Pero las consecuencias para la sociedad son nefastas: hipotecan y condicionan la política sanitaria, reducen la calidad de la construcción y equipamientos, disminuyen el número de camas y de personal sanitario, reducen personal no sanitario, empeoran las condiciones laborales, privatizan aspectos claves para el funcionamiento de los centros y la calidad de la asistencia. Y además, se ha constatado un notable aumento de los costes de estos centros. Aunque las PFI y las concesiones inicialmente se concedieron a empresas nacionales, estas han acabado vendiendo su participación a grandes multinacionales que hipotecan la soberanía en la prestación de un servicio público básico, empeoran la atención sanitaria al poner los intereses económicos y la rentabilidad por delante del derecho a la salud y son un primer paso para la privatización total del sistema. Otras formulas han sido los llamados clusters empresariales y las nuevas figuras para la adquisición de equipamiento sanitario, etc.
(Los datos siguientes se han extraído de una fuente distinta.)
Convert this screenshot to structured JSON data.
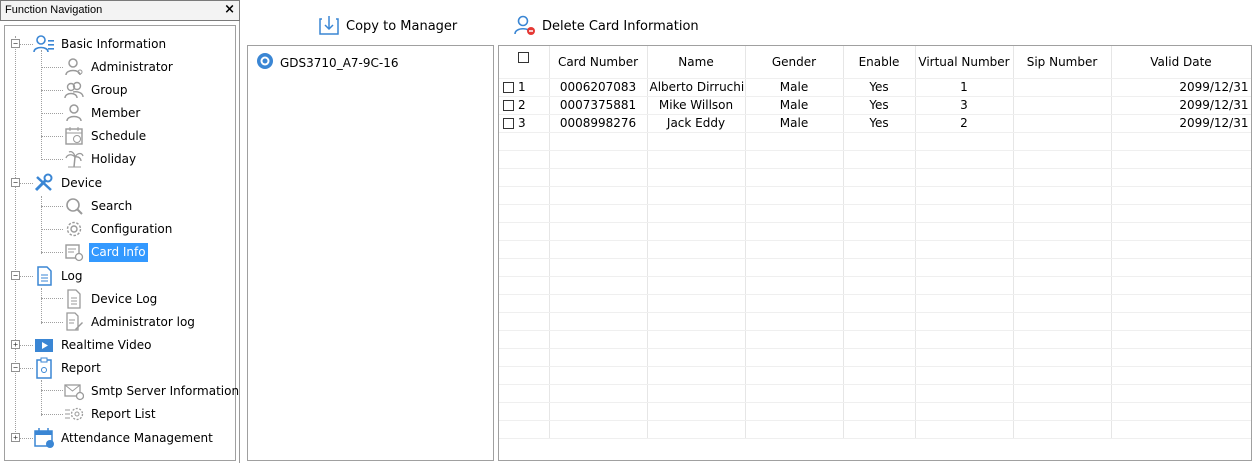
{
  "nav": {
    "title": "Function Navigation",
    "close": "×",
    "items": [
      {
        "label": "Basic Information"
      },
      {
        "label": "Administrator"
      },
      {
        "label": "Group"
      },
      {
        "label": "Member"
      },
      {
        "label": "Schedule"
      },
      {
        "label": "Holiday"
      },
      {
        "label": "Device"
      },
      {
        "label": "Search"
      },
      {
        "label": "Configuration"
      },
      {
        "label": "Card Info"
      },
      {
        "label": "Log"
      },
      {
        "label": "Device Log"
      },
      {
        "label": "Administrator log"
      },
      {
        "label": "Realtime Video"
      },
      {
        "label": "Report"
      },
      {
        "label": "Smtp Server Information"
      },
      {
        "label": "Report List"
      },
      {
        "label": "Attendance Management"
      }
    ]
  },
  "toolbar": {
    "copy_label": "Copy to Manager",
    "delete_label": "Delete Card Information"
  },
  "device": {
    "name": "GDS3710_A7-9C-16"
  },
  "grid": {
    "columns": [
      "Card Number",
      "Name",
      "Gender",
      "Enable",
      "Virtual Number",
      "Sip Number",
      "Valid Date"
    ],
    "rows": [
      {
        "num": "1",
        "card": "0006207083",
        "name": "Alberto Dirruchi",
        "gender": "Male",
        "enable": "Yes",
        "virtual": "1",
        "sip": "",
        "valid": "2099/12/31"
      },
      {
        "num": "2",
        "card": "0007375881",
        "name": "Mike Willson",
        "gender": "Male",
        "enable": "Yes",
        "virtual": "3",
        "sip": "",
        "valid": "2099/12/31"
      },
      {
        "num": "3",
        "card": "0008998276",
        "name": "Jack Eddy",
        "gender": "Male",
        "enable": "Yes",
        "virtual": "2",
        "sip": "",
        "valid": "2099/12/31"
      }
    ]
  },
  "colors": {
    "selection": "#3399ff",
    "icon_blue": "#3a86d4",
    "icon_gray": "#9a9a9a"
  }
}
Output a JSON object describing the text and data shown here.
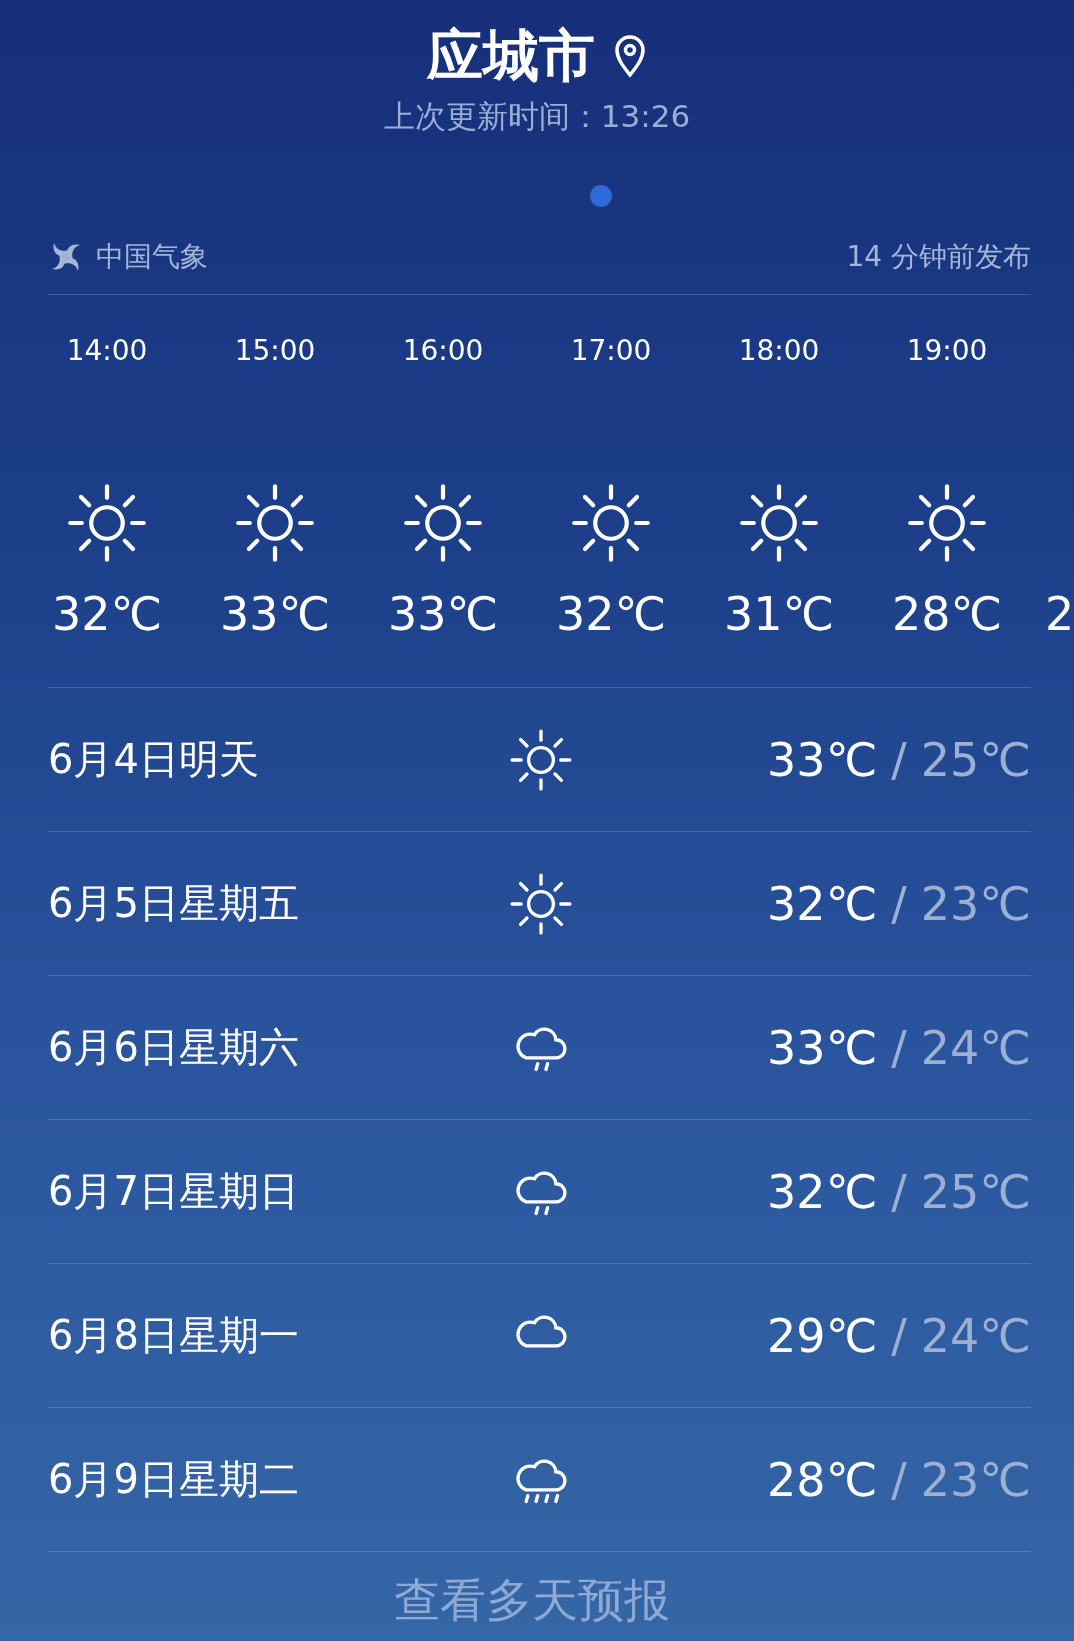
{
  "header": {
    "city": "应城市",
    "updated": "上次更新时间：13:26"
  },
  "source": {
    "name": "中国气象",
    "published": "14 分钟前发布"
  },
  "hourly": [
    {
      "time": "14:00",
      "kind": "sun",
      "temp": "32℃"
    },
    {
      "time": "15:00",
      "kind": "sun",
      "temp": "33℃"
    },
    {
      "time": "16:00",
      "kind": "sun",
      "temp": "33℃"
    },
    {
      "time": "17:00",
      "kind": "sun",
      "temp": "32℃"
    },
    {
      "time": "18:00",
      "kind": "sun",
      "temp": "31℃"
    },
    {
      "time": "19:00",
      "kind": "sun",
      "temp": "28℃"
    },
    {
      "temp": "2"
    }
  ],
  "daily": [
    {
      "date": "6月4日明天",
      "kind": "sun",
      "high": "33℃",
      "sep": "/",
      "low": "25℃"
    },
    {
      "date": "6月5日星期五",
      "kind": "sun",
      "high": "32℃",
      "sep": "/",
      "low": "23℃"
    },
    {
      "date": "6月6日星期六",
      "kind": "rain",
      "high": "33℃",
      "sep": "/",
      "low": "24℃"
    },
    {
      "date": "6月7日星期日",
      "kind": "rain",
      "high": "32℃",
      "sep": "/",
      "low": "25℃"
    },
    {
      "date": "6月8日星期一",
      "kind": "cloud",
      "high": "29℃",
      "sep": "/",
      "low": "24℃"
    },
    {
      "date": "6月9日星期二",
      "kind": "showers",
      "high": "28℃",
      "sep": "/",
      "low": "23℃"
    }
  ],
  "more_button": "查看多天预报"
}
Adicionalmente en esta confusión entre lo que es de unos y lo que es de todos, figura la doble dedicación de algunos profesionales a la sanidad pública y privada. Gracias a este desdoblamiento, algunos profesionales facilitan la derivación de pacientes del sistema público al privado, utilizando así la sanidad pública para intereses particulares.
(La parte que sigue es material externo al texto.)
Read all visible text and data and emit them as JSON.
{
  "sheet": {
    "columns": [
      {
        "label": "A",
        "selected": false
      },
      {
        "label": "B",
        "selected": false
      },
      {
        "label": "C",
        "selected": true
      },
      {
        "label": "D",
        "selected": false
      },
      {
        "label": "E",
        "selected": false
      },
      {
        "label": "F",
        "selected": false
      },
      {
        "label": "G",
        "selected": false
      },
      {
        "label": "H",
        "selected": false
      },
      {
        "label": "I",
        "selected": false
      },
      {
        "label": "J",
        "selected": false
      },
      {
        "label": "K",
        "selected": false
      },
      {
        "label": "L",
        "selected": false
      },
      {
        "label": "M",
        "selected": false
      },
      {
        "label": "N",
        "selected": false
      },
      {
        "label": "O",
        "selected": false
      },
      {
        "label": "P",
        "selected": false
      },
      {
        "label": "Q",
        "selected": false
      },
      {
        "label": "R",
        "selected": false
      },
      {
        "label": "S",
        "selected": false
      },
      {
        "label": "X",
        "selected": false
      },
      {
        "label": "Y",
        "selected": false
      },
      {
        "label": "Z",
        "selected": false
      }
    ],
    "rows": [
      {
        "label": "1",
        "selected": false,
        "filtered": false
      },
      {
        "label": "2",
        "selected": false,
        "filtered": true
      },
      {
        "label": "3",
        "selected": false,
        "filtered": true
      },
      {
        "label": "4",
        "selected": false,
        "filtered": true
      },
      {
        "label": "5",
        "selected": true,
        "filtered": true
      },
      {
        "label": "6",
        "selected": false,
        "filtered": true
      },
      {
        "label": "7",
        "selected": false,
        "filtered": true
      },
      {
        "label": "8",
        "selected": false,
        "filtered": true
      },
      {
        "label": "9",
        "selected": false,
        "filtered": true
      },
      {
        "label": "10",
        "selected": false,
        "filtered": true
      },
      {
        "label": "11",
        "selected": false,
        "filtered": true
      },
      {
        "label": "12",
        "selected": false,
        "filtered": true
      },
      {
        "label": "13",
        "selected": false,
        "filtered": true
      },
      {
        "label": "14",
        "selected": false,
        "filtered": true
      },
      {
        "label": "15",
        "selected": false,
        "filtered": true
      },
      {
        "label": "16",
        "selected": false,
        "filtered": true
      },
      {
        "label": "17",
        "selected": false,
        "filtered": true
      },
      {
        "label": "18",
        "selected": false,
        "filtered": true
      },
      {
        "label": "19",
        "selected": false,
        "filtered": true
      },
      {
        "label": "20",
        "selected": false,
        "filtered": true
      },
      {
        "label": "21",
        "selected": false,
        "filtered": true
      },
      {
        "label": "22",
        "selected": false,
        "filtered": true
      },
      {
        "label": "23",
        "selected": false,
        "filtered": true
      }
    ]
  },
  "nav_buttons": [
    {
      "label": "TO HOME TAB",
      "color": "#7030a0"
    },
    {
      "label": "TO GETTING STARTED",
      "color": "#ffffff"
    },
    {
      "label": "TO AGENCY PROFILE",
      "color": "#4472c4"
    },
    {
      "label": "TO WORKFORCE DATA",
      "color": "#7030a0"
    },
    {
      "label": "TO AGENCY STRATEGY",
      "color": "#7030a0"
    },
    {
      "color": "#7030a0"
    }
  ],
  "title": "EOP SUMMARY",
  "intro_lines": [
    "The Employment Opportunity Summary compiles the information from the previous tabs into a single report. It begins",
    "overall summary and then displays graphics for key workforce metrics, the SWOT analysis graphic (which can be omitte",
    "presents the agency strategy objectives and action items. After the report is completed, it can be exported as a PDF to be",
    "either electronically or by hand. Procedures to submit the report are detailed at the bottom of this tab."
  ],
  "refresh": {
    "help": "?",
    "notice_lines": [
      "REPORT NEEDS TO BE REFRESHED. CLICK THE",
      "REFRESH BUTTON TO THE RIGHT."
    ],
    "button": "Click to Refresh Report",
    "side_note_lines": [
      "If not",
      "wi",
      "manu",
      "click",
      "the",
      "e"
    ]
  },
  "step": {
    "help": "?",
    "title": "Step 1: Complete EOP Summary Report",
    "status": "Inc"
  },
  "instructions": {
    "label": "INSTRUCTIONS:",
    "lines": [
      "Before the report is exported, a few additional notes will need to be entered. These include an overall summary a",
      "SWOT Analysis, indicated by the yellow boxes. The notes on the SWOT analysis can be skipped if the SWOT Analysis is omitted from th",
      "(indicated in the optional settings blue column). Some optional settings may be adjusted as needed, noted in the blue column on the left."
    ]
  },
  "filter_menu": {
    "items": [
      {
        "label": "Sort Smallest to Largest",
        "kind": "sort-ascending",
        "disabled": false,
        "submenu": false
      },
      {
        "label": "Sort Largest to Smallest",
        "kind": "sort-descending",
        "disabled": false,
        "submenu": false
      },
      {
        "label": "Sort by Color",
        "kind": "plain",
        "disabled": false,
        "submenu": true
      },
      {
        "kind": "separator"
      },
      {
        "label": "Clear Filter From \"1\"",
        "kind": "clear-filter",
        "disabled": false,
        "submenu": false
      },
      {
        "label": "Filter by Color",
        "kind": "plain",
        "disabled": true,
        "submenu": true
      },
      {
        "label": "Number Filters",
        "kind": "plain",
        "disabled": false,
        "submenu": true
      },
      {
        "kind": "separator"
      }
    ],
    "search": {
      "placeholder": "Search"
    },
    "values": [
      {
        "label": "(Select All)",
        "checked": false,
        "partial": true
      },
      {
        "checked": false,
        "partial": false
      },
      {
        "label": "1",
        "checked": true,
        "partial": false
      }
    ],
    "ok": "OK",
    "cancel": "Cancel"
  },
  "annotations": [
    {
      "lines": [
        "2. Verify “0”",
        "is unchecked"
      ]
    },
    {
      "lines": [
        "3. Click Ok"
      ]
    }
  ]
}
Resumiendo, a la infrafinanciación de la sanidad española se ha sumado una creciente derivación de recursos públicos para favorecer los negocios privados y la potenciación del aseguramiento privado y de los pagos directos de los usuarios, lo que ha debilitado el sistema sanitario común y fomentado la desigualdad y las barreras económicas al acceso de prestaciones sanitarias.
Todas estas debilidades se han visto aumentadas por la pandemia sufrida, por eso es precisa, ahora más que nunca, una financiación suficiente de la sanidad pública, incrementando su cuantía para homologarla en euros por habitante y año al promedio de la UE, garantizando una financiación equitativa de las comunidades autónomas y acabando con las privatizaciones a la vez que se inicia un proceso de recuperación de lo privatizado.